Have you ever had a moment where you see something that reminds you of something you always wanted, something you still want, but couldn’t have and won’t ever have and how seeing it brings a smile to your face (at first) and then you have tears rolling downs? Tears you have to hide right then, right there, because you have no explanation.
Human emotions are complicated specially if you are as twisted as me, because you just can’t explain the sudden rush of feelings that come and go without giving you a warning.
I’m not a very complicated person, am one of the easiest puzzle to crack it’s just that I pretend to be ultra crazy. Today after watching Glee I realized how much I dig happy endings, how much I dig people with happy smiley faces…I may be broken but I always like to see others happy. My level of Narcissism only sticks to buying me presents to help me feel better.
Anyhow, this post wasn’t supposed to be about my favourite shows like Glee or Greys’s and my love for them because they give me that rush of emotions where I laugh and end up crying.
Today, I had a weird realization.
Have you ever had an urge to befriend a complete stranger so that you can just talk your heart out, without worrying because you know that person doesn’t even know you? Have you ever had an urge of sharing things with someone you don’t know because you know his/her judgement won’t hurt you as much as the judgement of people you love?
I think that’s one reason why I started blogging, apart from the fact that like to write things. Of course I do consider my simple knowledge of writing things as the prime reason, because I know I can write…I once had a dream of becoming a journalist or a published writer which ended into a worthless job of being Batman in Gotham city. But, apart from my need to keep the writer in me alive, I also blog because I find people I don’t know, people who don’t know me and wouldn’t mind whatever I have to say.
The urge to spill the truth in front of someone you don’t know is like a sudden need to get high during the day, hard to resist but you just have to do it.

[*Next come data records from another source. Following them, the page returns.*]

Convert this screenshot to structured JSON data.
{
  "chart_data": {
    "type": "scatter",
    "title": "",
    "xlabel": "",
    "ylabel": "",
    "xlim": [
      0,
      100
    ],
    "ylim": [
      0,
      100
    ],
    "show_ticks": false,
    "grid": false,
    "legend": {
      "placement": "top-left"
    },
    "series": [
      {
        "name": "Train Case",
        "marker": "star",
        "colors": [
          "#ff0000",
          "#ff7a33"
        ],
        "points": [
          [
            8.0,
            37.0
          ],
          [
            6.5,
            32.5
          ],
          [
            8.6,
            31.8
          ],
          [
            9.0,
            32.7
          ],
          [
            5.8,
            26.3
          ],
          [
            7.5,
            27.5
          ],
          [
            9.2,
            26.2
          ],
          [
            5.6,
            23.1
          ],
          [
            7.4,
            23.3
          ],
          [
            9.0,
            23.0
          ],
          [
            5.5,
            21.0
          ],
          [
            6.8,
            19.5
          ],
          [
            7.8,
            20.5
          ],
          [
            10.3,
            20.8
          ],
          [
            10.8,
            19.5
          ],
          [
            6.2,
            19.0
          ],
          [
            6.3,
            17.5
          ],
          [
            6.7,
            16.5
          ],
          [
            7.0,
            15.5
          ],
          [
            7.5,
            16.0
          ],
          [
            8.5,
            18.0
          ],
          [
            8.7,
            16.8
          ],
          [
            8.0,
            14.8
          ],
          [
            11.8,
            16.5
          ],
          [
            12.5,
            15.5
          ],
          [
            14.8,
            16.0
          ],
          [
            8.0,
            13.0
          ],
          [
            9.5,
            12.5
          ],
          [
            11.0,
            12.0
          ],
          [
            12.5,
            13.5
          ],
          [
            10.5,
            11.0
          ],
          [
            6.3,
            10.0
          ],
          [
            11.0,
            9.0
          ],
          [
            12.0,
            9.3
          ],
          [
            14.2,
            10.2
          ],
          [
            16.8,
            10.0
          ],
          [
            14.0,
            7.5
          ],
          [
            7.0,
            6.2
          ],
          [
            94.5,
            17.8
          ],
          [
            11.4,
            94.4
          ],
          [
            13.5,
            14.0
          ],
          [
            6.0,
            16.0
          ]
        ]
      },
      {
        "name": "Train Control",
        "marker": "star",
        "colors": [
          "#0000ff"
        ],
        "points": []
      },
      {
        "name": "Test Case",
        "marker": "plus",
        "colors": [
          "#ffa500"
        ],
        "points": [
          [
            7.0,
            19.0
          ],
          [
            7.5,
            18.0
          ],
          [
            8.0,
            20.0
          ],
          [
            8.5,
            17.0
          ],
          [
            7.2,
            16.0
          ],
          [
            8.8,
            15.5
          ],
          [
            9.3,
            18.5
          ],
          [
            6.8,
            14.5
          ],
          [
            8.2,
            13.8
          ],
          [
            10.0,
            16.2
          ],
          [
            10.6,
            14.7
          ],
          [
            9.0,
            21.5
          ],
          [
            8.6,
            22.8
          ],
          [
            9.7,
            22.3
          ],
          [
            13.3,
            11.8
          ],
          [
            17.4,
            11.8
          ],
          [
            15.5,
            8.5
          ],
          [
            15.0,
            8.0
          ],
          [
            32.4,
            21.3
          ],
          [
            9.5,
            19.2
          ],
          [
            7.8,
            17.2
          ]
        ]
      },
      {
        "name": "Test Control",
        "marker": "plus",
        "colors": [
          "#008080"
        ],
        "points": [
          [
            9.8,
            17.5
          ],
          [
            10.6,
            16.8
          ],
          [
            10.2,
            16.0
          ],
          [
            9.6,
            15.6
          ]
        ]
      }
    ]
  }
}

I often imagine myself as Forest Gump and hope someday I will be sitting on a bench with a stranger and talking about a story…story of me. I imagine myself talking and then the stranger just nodding; giving me shocked or concerned level of eye brow movements and then walking away as I breathe in the lightness of unloading the heaviness, even if it’s for just a while.
You and me on a bench
i say ‘hello my name is Little’
you listen you smile
i talk and talk
you smile & take a walk
i wait for another you
as there is more than a word or two…!!!!